Le traité »De predicatione crucis«, composé vers 1266–1268 par Humbert de Romans, le cinquième maître général de l’ordre dominicain, est sans doute l’instruction la plus détaillée pour les prédicateurs de la croix dont nous disposons. L’auteur donne ses commentaires sur les questions qu’il croit être les plus essentielles pour prêcher la croisade, sans pourtant donner des sermons prêts à être prononcés: le prédicateur est censé composer le sermon lui-même en utilisant le traité comme manuel. Il procure aussi des extraits de la Bible et des textes non-bibliques pour le même but.

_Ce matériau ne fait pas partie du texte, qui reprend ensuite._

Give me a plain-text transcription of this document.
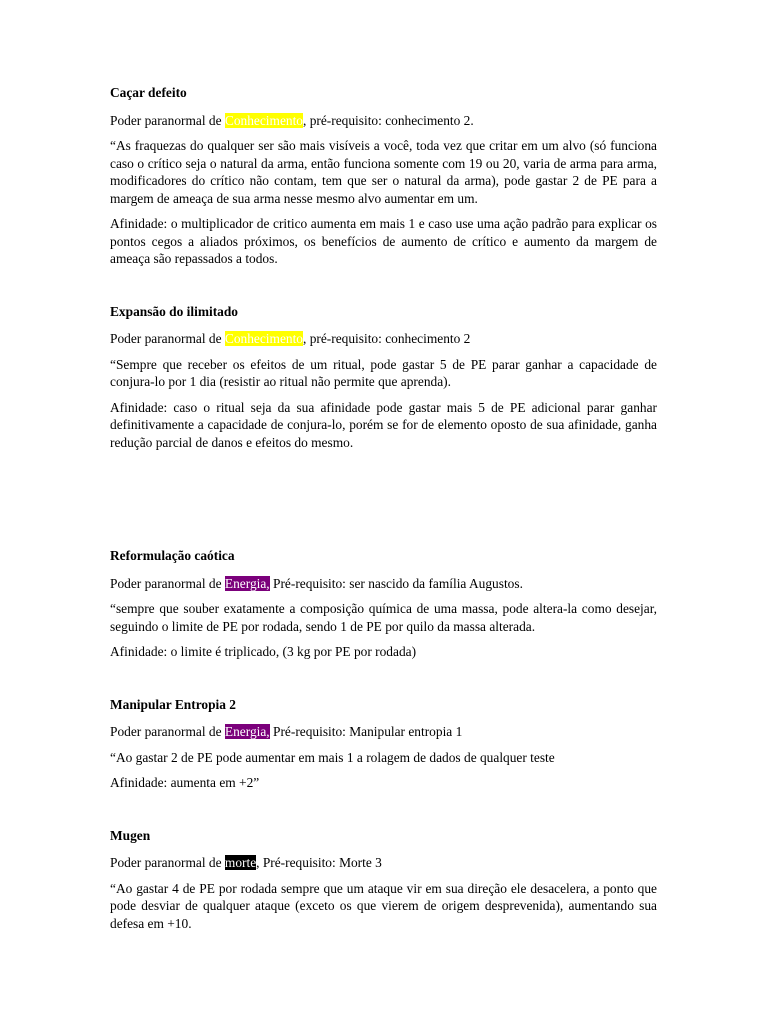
Caçar defeito

Poder paranormal de Conhecimento, pré-requisito: conhecimento 2.

“As fraquezas do qualquer ser são mais visíveis a você, toda vez que critar em um alvo (só funciona caso o crítico seja o natural da arma, então funciona somente com 19 ou 20, varia de arma para arma, modificadores do crítico não contam, tem que ser o natural da arma), pode gastar 2 de PE para a margem de ameaça de sua arma nesse mesmo alvo aumentar em um.

Afinidade: o multiplicador de critico aumenta em mais 1 e caso use uma ação padrão para explicar os pontos cegos a aliados próximos, os benefícios de aumento de crítico e aumento da margem de ameaça são repassados a todos.

Expansão do ilimitado

Poder paranormal de Conhecimento, pré-requisito: conhecimento 2

“Sempre que receber os efeitos de um ritual, pode gastar 5 de PE parar ganhar a capacidade de conjura-lo por 1 dia (resistir ao ritual não permite que aprenda).

Afinidade: caso o ritual seja da sua afinidade pode gastar mais 5 de PE adicional parar ganhar definitivamente a capacidade de conjura-lo, porém se for de elemento oposto de sua afinidade, ganha redução parcial de danos e efeitos do mesmo.

Reformulação caótica

Poder paranormal de Energia, Pré-requisito: ser nascido da família Augustos.

“sempre que souber exatamente a composição química de uma massa, pode altera-la como desejar, seguindo o limite de PE por rodada, sendo 1 de PE por quilo da massa alterada.

Afinidade: o limite é triplicado, (3 kg por PE por rodada)

Manipular Entropia 2

Poder paranormal de Energia, Pré-requisito: Manipular entropia 1

“Ao gastar 2 de PE pode aumentar em mais 1 a rolagem de dados de qualquer teste

Afinidade: aumenta em +2”

Mugen

Poder paranormal de morte, Pré-requisito: Morte 3

“Ao gastar 4 de PE por rodada sempre que um ataque vir em sua direção ele desacelera, a ponto que pode desviar de qualquer ataque (exceto os que vierem de origem desprevenida), aumentando sua defesa em +10.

Le phénomène que nous appelons croisade n’était pas clairement défini au Moyen Âge, aucun terme ne s’imposant avant la fin de la période. La meilleure définition que l’on ait vient de Jean Richard au début de son »Histoire des croisades« en 1996: »La croisade, au sens précis du terme, est une expédition, essentiellement militaire, assimilée par la papauté à une œuvre méritoire et dotée par elle de privilèges spirituels accordés aux combattants et à ceux qui participent à leur entreprise. Si ces privilèges ont d’abord été concédés à ceux qui prenaient la route de l’Orient et plus spécialement des lieux saints, ils l’ont aussi été pour d’autres opérations lancées à l’intérieur de la chrétienté contre des hérétiques ou des ennemis de l’Église de Rome, aussi bien qu’aux frontières de cette même chrétienté contre des païens ou des infidèles.«
La croisade naît de la prédication et le sermon en était un des aspects essentiels;
– au début pour l’annonce, le recrutement et la levée de fonds avant de partir;
– pendant la croisade dans l’objectif de maintenir le moral avant une bataille
– après la bataille pour rendre grâce à Dieu.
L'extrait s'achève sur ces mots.